Listen to Protomatic Renaissance on your favourite music platform
The muse inspired me with three ideas. A story of love on a budget. A photograph of a couple in love taken before the relationship fell apart. A melody that made me feel happy despite its minor chords and melancholy. Alongside these inspired moments was an idea to produce a collection of music paying tribute to the songs I loved as a teenager. The versions on the EP are inspired by the albums The Golden Age of Wireless by Thomas Dolby, Metamatic by John Foxx and The Pleasure Principle by Gary Numan
Love in a Modern Style
Love in a Modern Style is a soap opera snapshot. A couple in love struggle with money, getting older and the uncertainty of not having enough money to buy their own home.

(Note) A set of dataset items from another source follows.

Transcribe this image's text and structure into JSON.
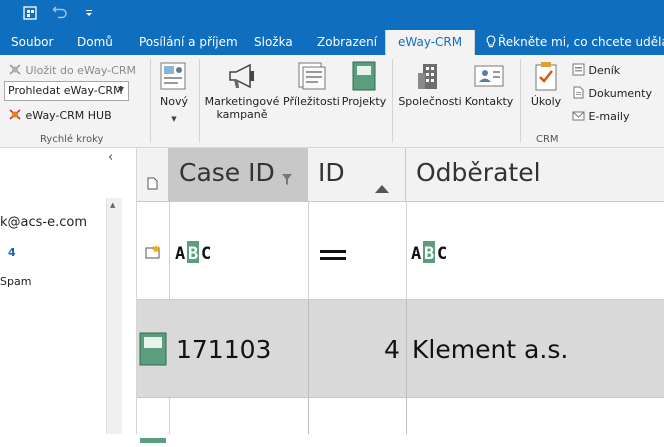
{
  "titlebar": {
    "icons": [
      "app-icon",
      "undo-icon",
      "customize-qat-icon"
    ]
  },
  "tabs": [
    "Soubor",
    "Domů",
    "Posílání a příjem",
    "Složka",
    "Zobrazení",
    "eWay-CRM"
  ],
  "tellme": "Řekněte mi, co chcete udělat...",
  "ribbon": {
    "quick": {
      "save_label": "Uložit do eWay-CRM",
      "search_value": "Prohledat eWay-CRM",
      "hub_label": "eWay-CRM HUB",
      "group_label": "Rychlé kroky"
    },
    "new_label": "Nový",
    "marketing_label": "Marketingové kampaně",
    "marketing_line1": "Marketingové",
    "marketing_line2": "kampaně",
    "opportunities_label": "Příležitosti",
    "projects_label": "Projekty",
    "companies_label": "Společnosti",
    "contacts_label": "Kontakty",
    "tasks_label": "Úkoly",
    "journal_label": "Deník",
    "documents_label": "Dokumenty",
    "emails_label": "E-maily",
    "crm_group_label": "CRM"
  },
  "leftpane": {
    "email": "k@acs-e.com",
    "count": "4",
    "folder": "Spam"
  },
  "grid": {
    "columns": [
      "Case ID",
      "ID",
      "Odběratel"
    ],
    "filter_row": {
      "case_id": "ABC",
      "id": "=",
      "customer": "ABC"
    },
    "rows": [
      {
        "case_id": "171103",
        "id": "4",
        "customer": "Klement a.s."
      }
    ]
  },
  "colors": {
    "accent": "#106ebe",
    "project_icon": "#5b9e7e"
  }
}
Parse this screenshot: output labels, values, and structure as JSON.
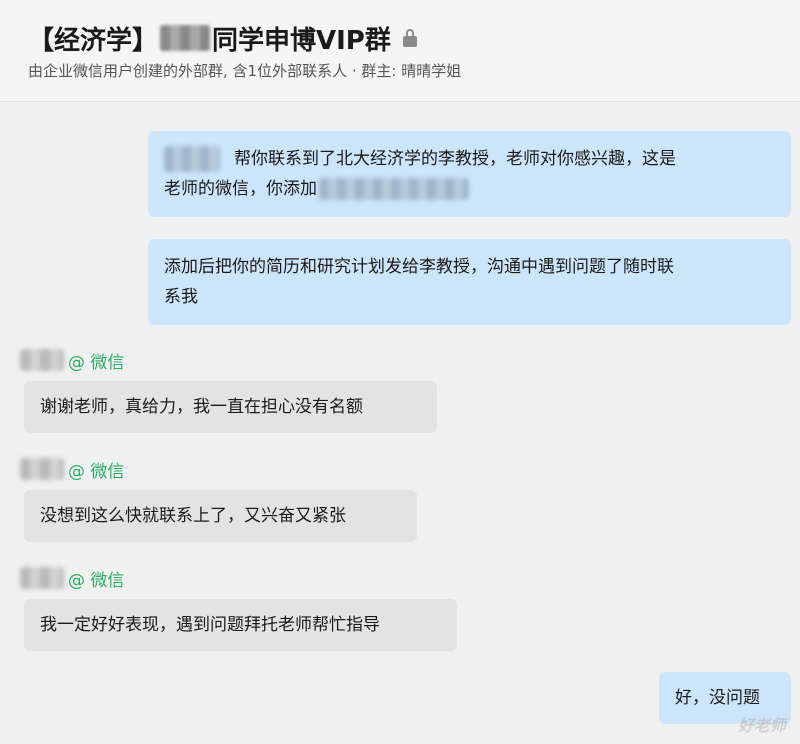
{
  "header": {
    "title_prefix": "【经济学】",
    "title_suffix": "同学申博VIP群",
    "subtitle": "由企业微信用户创建的外部群, 含1位外部联系人 · 群主: 晴晴学姐"
  },
  "messages": [
    {
      "side": "self",
      "line1": "帮你联系到了北大经济学的李教授，老师对你感兴趣，这是",
      "line2": "老师的微信，你添加"
    },
    {
      "side": "self",
      "line1": "添加后把你的简历和研究计划发给李教授，沟通中遇到问题了随时联",
      "line2": "系我"
    },
    {
      "side": "other",
      "sender_suffix": "@ 微信",
      "text": "谢谢老师，真给力，我一直在担心没有名额"
    },
    {
      "side": "other",
      "sender_suffix": "@ 微信",
      "text": "没想到这么快就联系上了，又兴奋又紧张"
    },
    {
      "side": "other",
      "sender_suffix": "@ 微信",
      "text": "我一定好好表现，遇到问题拜托老师帮忙指导"
    },
    {
      "side": "self",
      "text": "好，没问题"
    }
  ],
  "watermark": "好老师",
  "colors": {
    "self_bubble": "#cce5fb",
    "other_bubble": "#e3e3e3",
    "wechat_green": "#2aae67"
  },
  "icons": {
    "title_badge": "lock-icon"
  }
}
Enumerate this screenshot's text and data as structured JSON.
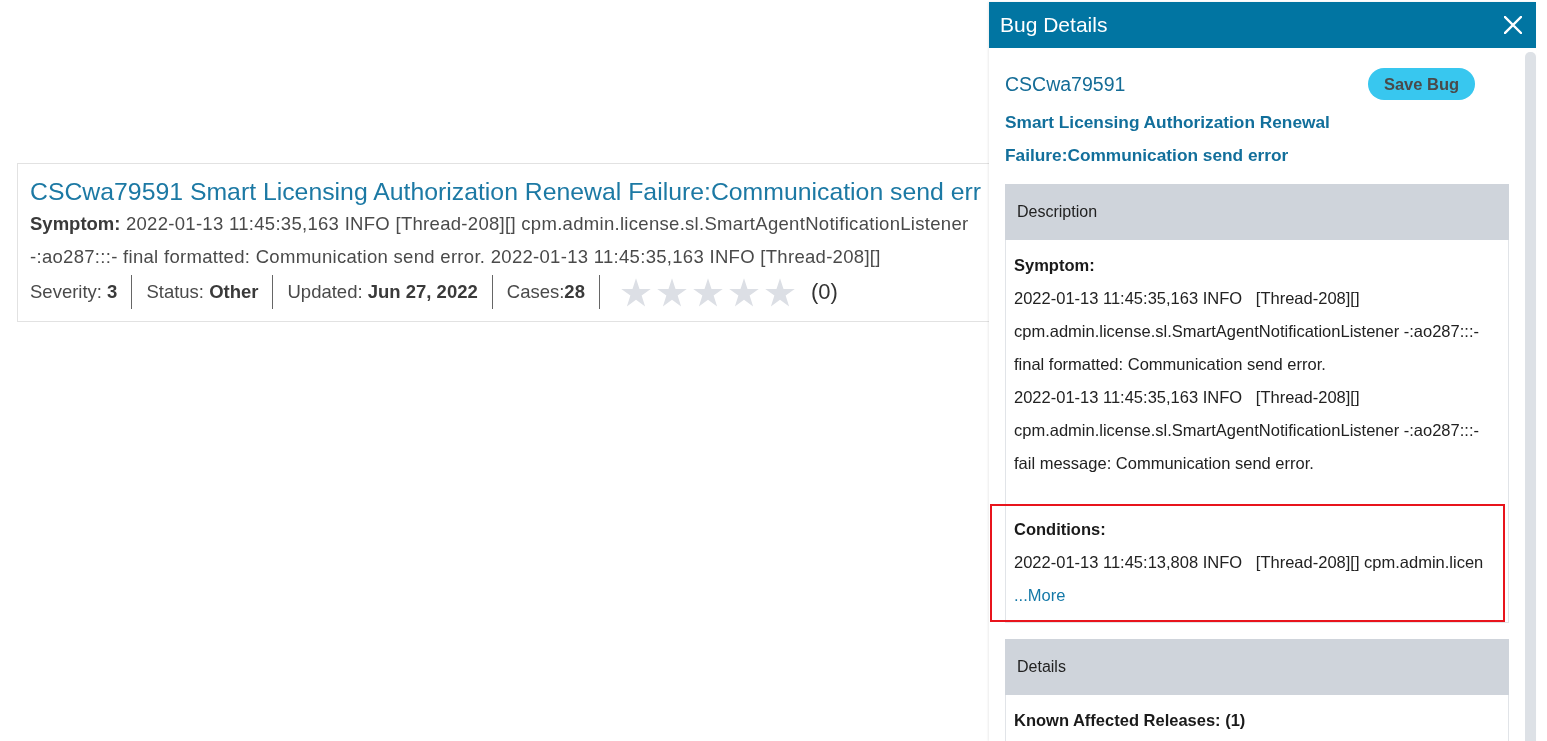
{
  "result_card": {
    "title": "CSCwa79591 Smart Licensing Authorization Renewal Failure:Communication send err",
    "snippet": "**Symptom:** 2022-01-13 11:45:35,163 INFO [Thread-208][] cpm.admin.license.sl.SmartAgentNotificationListener -:ao287:::- final formatted: Communication send error. 2022-01-13 11:45:35,163 INFO [Thread-208][]",
    "meta": [
      "Severity: **3**",
      "Status: **Other**",
      "Updated: **Jun 27, 2022**",
      "Cases:**28**"
    ],
    "rating": {
      "stars": 0,
      "count": "(0)"
    }
  },
  "panel": {
    "title": "Bug Details",
    "bug_id": "CSCwa79591",
    "save_button": "Save Bug",
    "headline": "Smart Licensing Authorization Renewal Failure:Communication send error",
    "sections": [
      {
        "title": "Description",
        "fields": [
          {
            "label": "Symptom:",
            "entries": [
              "2022-01-13 11:45:35,163 INFO   [Thread-208][] cpm.admin.license.sl.SmartAgentNotificationListener -:ao287:::- final formatted: Communication send error.",
              "2022-01-13 11:45:35,163 INFO   [Thread-208][] cpm.admin.license.sl.SmartAgentNotificationListener -:ao287:::- fail message: Communication send error."
            ],
            "highlighted": false
          },
          {
            "label": "Conditions:",
            "entries": [
              "2022-01-13 11:45:13,808 INFO   [Thread-208][] cpm.admin.licen"
            ],
            "more_link": "...More",
            "highlighted": true
          }
        ]
      },
      {
        "title": "Details",
        "fields": [
          {
            "label": "Known Affected Releases: (1)",
            "highlighted": false
          }
        ]
      }
    ]
  }
}
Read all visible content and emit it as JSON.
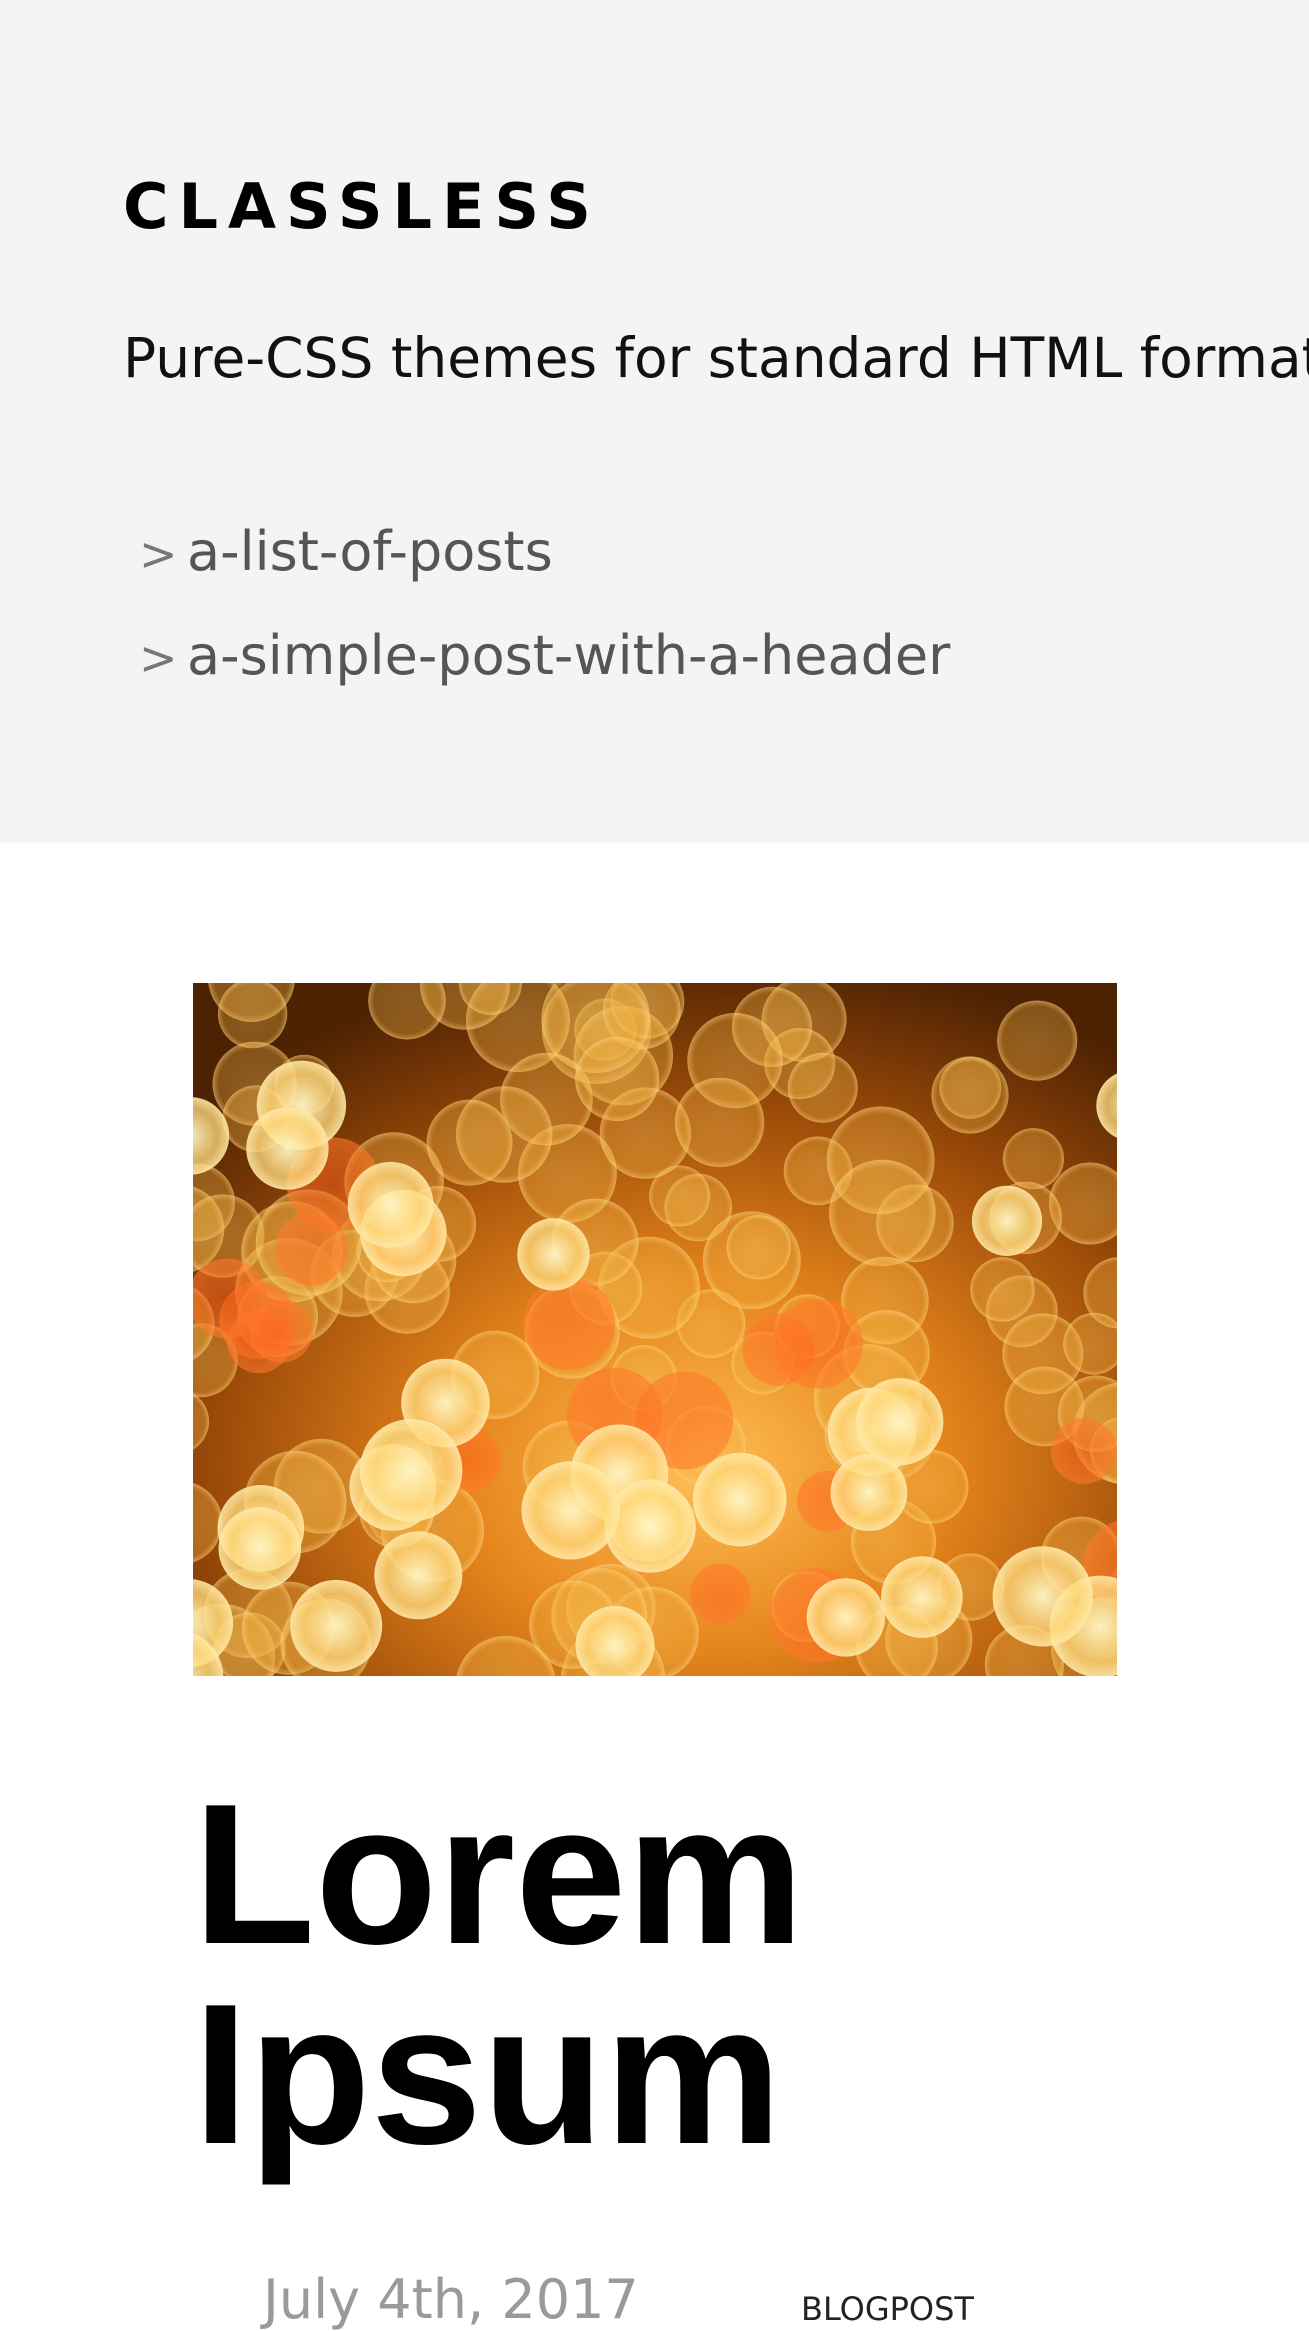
{
  "header": {
    "brand": "CLASSLESS",
    "tagline": "Pure-CSS themes for standard HTML formats.",
    "nav": [
      {
        "chevron": ">",
        "label": "a-list-of-posts"
      },
      {
        "chevron": ">",
        "label": "a-simple-post-with-a-header"
      }
    ]
  },
  "post": {
    "title_line1": "Lorem",
    "title_line2": "Ipsum",
    "date": "July 4th, 2017",
    "category": "BLOGPOST"
  },
  "colors": {
    "header_bg": "#f4f4f4",
    "hero_dominant": "#e07a10"
  }
}
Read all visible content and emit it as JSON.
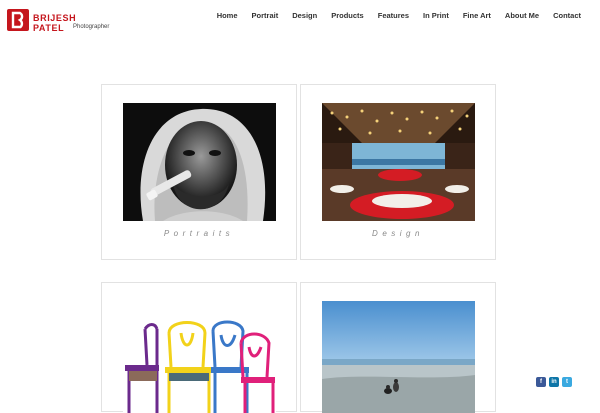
{
  "brand": {
    "name": "BRIJESH PATEL",
    "tagline": "Photographer",
    "accent_color": "#c5161d"
  },
  "nav": {
    "items": [
      {
        "label": "Home"
      },
      {
        "label": "Portrait"
      },
      {
        "label": "Design"
      },
      {
        "label": "Products"
      },
      {
        "label": "Features"
      },
      {
        "label": "In Print"
      },
      {
        "label": "Fine Art"
      },
      {
        "label": "About Me"
      },
      {
        "label": "Contact"
      }
    ]
  },
  "gallery": {
    "cards": [
      {
        "caption": "Portraits",
        "image": "portrait-photo"
      },
      {
        "caption": "Design",
        "image": "restaurant-interior-photo"
      },
      {
        "caption": "",
        "image": "colorful-chairs-photo"
      },
      {
        "caption": "",
        "image": "beach-couple-photo"
      }
    ]
  },
  "social": {
    "items": [
      {
        "icon": "facebook-icon",
        "glyph": "f",
        "color": "#3b5998"
      },
      {
        "icon": "linkedin-icon",
        "glyph": "in",
        "color": "#0e76a8"
      },
      {
        "icon": "twitter-icon",
        "glyph": "t",
        "color": "#3aa9e0"
      }
    ]
  }
}
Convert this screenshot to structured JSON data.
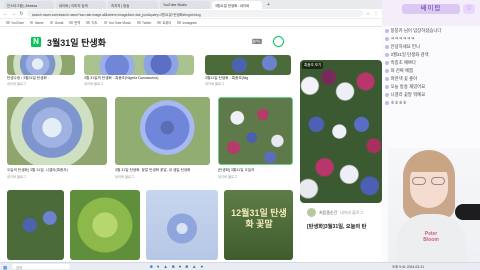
{
  "browser": {
    "tabs": [
      {
        "label": "인스타그램 | Afreeca"
      },
      {
        "label": "네이버 | 이미지 검색"
      },
      {
        "label": "치지직 | 방송"
      },
      {
        "label": "YouTube Studio"
      },
      {
        "label": "3월31일 탄생화 : 네이버"
      }
    ],
    "new_tab": "+",
    "url": "search.naver.com/search.naver?ssc=tab.image.all&where=image&sm=tab_jum&query=3월31일+탄생화#imgId=blog",
    "bookmarks": [
      {
        "label": "YouTube"
      },
      {
        "label": "Naver"
      },
      {
        "label": "Gmail"
      },
      {
        "label": "번역"
      },
      {
        "label": "지도"
      },
      {
        "label": "YouTube Music"
      },
      {
        "label": "Twitch"
      },
      {
        "label": "트위터"
      },
      {
        "label": "Instagram"
      }
    ]
  },
  "naver": {
    "logo": "N",
    "query": "3월31일 탄생화"
  },
  "grid": {
    "row1": [
      {
        "caption": "탄생수정 / 3월31일 탄생화 -",
        "source": "네이버 블로그"
      },
      {
        "caption": "3월 31일의 탄생화 - 흑종초(Nigella Damascena)",
        "source": "네이버 블로그"
      },
      {
        "caption": "3월31일 탄생화 - 흑종초(Nig",
        "source": "네이버 블로그"
      }
    ],
    "row2": [
      {
        "caption": "오늘의 탄생화) 3월 31일, 니겔라(흑종초)",
        "source": "네이버 블로그"
      },
      {
        "caption": "3월 31일 탄생화, 꽃말 탄생화 꽃말, 내 생일 탄생화",
        "source": "네이버 블로그"
      },
      {
        "caption": "[탄생화] 3월31일 오늘의",
        "source": "네이버 블로그"
      }
    ],
    "row3": [
      {
        "caption": "",
        "source": ""
      },
      {
        "caption": "",
        "source": ""
      },
      {
        "caption": "",
        "source": ""
      },
      {
        "caption": "12월31일 탄생화 꽃말",
        "source": ""
      }
    ]
  },
  "featured": {
    "badge": "흑종초 보기",
    "author": "처음종순간",
    "author_source": "네이버 블로그",
    "title": "[탄생화]3월31일, 오늘의 탄"
  },
  "chat": {
    "nickname": "쌔이랍",
    "lines": [
      "붕붕카 님이 입장하셨습니다",
      "ㅋㅋㅋㅋㅋㅋ",
      "안녕하세요 언니",
      "3월31일 탄생화 검색",
      "흑종초 예쁘다",
      "와 진짜 예쁨",
      "파란색 꽃 좋아",
      "오늘 방송 재밌어요",
      "니겔라 꽃말 뭐예요",
      "ㅎㅎㅎㅎ"
    ],
    "shirt_text": "Peter Bloom"
  },
  "taskbar": {
    "search_placeholder": "검색",
    "time": "오후 9:41",
    "date": "2024-03-31"
  }
}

However, they are committed to each other. The version on Protomatic Renaissance owes a musical debt to Weightless from Thomas Dolby’s The Golden Age of Wireless.
That Polaroid
That Polaroid captures a couple in love. The image of a photograph is a literal snapshot of life. A captured moment that doesn’t explain either what came before or what comes after. There are many photographs of couples in love; couples that are no longer together. Can anything be seen in those photographs? The songs sound is unashamedly in the debt of Underpass and other John Foxx tracks on Metamatic.
Entropy
Entropy is a melody that I enjoyed playing. I felt happy playing it and hearing it in previous demo versions. I am fascinated by the science of entropy and my generation x stubbornness rails against it. So much that my personality split and created my musical alter-ego entropicon: the icon fighting entropy. This version shows my love of the lush analogue synth strings and portamento of early Gary Numan. Its arrangement paying homage to Airlane and Metal from Numan’s The Pleasure Principle.